Sildenafil for Chronic Obstructive Pulmonary Disease: A Randomized Crossover Trial
COPD: Journal of Chronic Obstructive Pulmonary Disease,  Clinical Article

Lederer DJ et al. – Routine sildenafil administration did not have a beneficial effect on exercise capacity in patients with chronic obstructive pulmonary disease (COPD) and emphysema without pulmonary hypertension.

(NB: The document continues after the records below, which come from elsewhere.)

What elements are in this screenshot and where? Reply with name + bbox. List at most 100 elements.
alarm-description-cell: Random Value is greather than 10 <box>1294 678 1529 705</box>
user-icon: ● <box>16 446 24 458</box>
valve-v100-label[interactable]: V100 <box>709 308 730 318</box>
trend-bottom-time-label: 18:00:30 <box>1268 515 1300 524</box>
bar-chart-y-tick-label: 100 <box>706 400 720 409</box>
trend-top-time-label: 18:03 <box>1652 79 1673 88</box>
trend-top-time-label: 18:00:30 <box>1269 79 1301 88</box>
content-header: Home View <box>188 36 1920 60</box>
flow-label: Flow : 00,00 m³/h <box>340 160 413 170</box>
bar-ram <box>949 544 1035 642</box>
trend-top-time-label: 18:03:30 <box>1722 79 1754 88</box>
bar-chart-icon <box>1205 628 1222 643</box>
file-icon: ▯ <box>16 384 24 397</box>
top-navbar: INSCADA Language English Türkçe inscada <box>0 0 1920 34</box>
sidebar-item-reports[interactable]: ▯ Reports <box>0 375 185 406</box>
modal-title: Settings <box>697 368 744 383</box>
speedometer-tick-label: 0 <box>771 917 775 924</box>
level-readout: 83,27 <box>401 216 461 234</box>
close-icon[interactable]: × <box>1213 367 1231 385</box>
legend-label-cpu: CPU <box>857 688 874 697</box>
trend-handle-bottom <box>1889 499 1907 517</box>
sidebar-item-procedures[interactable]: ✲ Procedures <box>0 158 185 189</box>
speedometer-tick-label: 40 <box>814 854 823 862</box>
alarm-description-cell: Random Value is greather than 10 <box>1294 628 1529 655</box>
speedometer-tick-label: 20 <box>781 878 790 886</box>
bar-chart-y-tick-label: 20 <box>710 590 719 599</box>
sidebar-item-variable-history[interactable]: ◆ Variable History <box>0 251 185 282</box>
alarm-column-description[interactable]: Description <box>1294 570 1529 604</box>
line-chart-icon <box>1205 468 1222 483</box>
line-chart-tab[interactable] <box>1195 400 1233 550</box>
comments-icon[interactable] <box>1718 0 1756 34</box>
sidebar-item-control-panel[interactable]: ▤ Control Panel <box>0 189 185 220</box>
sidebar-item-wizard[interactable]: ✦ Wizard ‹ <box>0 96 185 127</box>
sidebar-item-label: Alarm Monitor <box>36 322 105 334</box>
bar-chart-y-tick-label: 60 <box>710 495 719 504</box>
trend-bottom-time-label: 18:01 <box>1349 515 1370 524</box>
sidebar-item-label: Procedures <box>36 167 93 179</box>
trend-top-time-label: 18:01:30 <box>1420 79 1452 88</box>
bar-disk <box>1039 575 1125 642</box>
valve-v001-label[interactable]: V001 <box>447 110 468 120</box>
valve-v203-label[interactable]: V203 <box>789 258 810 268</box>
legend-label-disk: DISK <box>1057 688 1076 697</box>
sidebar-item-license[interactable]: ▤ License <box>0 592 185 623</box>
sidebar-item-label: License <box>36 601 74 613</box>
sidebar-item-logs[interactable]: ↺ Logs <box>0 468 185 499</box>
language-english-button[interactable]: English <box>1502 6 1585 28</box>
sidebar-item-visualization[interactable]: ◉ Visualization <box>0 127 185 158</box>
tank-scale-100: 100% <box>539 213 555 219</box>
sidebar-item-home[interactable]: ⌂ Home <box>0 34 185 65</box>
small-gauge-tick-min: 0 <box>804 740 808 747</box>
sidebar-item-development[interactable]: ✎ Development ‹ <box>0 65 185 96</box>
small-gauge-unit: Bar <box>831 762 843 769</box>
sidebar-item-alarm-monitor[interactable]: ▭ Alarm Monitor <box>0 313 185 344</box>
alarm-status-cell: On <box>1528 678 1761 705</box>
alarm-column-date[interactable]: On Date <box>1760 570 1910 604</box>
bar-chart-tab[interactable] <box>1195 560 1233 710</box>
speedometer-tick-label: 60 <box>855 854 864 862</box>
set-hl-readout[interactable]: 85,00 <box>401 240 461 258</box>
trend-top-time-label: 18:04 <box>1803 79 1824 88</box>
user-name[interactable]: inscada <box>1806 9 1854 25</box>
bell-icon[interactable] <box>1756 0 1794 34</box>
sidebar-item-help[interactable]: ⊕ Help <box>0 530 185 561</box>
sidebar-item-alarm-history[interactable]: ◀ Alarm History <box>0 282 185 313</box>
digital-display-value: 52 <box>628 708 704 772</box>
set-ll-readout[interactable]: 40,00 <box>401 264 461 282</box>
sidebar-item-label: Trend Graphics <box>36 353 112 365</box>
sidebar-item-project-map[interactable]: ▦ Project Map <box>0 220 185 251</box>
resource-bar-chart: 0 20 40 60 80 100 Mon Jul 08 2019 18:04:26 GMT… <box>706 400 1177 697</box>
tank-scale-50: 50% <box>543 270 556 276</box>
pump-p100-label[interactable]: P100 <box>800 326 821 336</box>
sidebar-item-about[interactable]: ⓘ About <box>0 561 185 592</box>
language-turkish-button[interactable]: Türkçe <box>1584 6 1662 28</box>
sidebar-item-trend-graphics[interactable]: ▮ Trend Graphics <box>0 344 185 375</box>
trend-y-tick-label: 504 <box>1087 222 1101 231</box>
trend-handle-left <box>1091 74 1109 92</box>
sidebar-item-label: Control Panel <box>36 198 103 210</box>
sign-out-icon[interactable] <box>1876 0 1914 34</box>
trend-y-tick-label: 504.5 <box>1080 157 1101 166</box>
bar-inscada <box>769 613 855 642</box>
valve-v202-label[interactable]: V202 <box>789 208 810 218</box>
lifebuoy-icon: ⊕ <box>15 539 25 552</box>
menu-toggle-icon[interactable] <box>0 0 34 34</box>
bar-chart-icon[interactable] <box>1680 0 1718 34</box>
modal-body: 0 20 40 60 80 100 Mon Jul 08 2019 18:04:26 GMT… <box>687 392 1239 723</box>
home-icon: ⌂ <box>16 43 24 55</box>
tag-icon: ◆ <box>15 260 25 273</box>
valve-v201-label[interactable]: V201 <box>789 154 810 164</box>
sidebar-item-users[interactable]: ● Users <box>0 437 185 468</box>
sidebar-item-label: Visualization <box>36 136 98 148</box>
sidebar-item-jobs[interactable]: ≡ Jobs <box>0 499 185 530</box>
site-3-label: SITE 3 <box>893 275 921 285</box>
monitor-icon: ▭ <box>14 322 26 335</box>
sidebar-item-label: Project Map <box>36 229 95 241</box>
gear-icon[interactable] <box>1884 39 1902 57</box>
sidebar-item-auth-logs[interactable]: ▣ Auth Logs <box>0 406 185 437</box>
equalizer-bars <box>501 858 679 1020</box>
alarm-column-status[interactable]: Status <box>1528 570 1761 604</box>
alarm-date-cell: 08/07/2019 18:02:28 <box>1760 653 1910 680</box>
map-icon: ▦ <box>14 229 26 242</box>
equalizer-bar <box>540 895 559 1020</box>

Sildenafil significantly worsened gas exchange at rest and quality of life.

Methods
  • The authors performed a randomized, double–blind, placebo–controlled 2–period crossover trial of sildenafil thrice daily in ten adults with COPD and emphysema on CT scan without pulmonary hypertension.
  • The authors randomized study participants to 4 weeks of sildenafil (or placebo) followed by a 1–week washout and then 4 weeks of placebo (or sildenafil).
  • The 2 primary outcomes were the 6–minute walk distance and oxygen consumption at peak exercise.

Results
  • Sildenafil had no effect on 6–minute walk distance (placebo–corrected difference = –7.8 m, 95% confidence interval, –23.2 to 7.5 m, p = 0.35) or oxygen consumption at peak exercise (placebo–corrected difference = –0.1 ml/kg/min, 95% confidence interval –2.1 to 1.8 ml/kg/min, p = 0.89).
  • Sildenafil increased the alveolar–arterial oxygen gradient (p = 0.02), worsened symptoms (p = 0.04), and decreased quality–of–life (p = 0.03).
  • Adverse events were more frequent while receiving sildenafil (p = 0.005).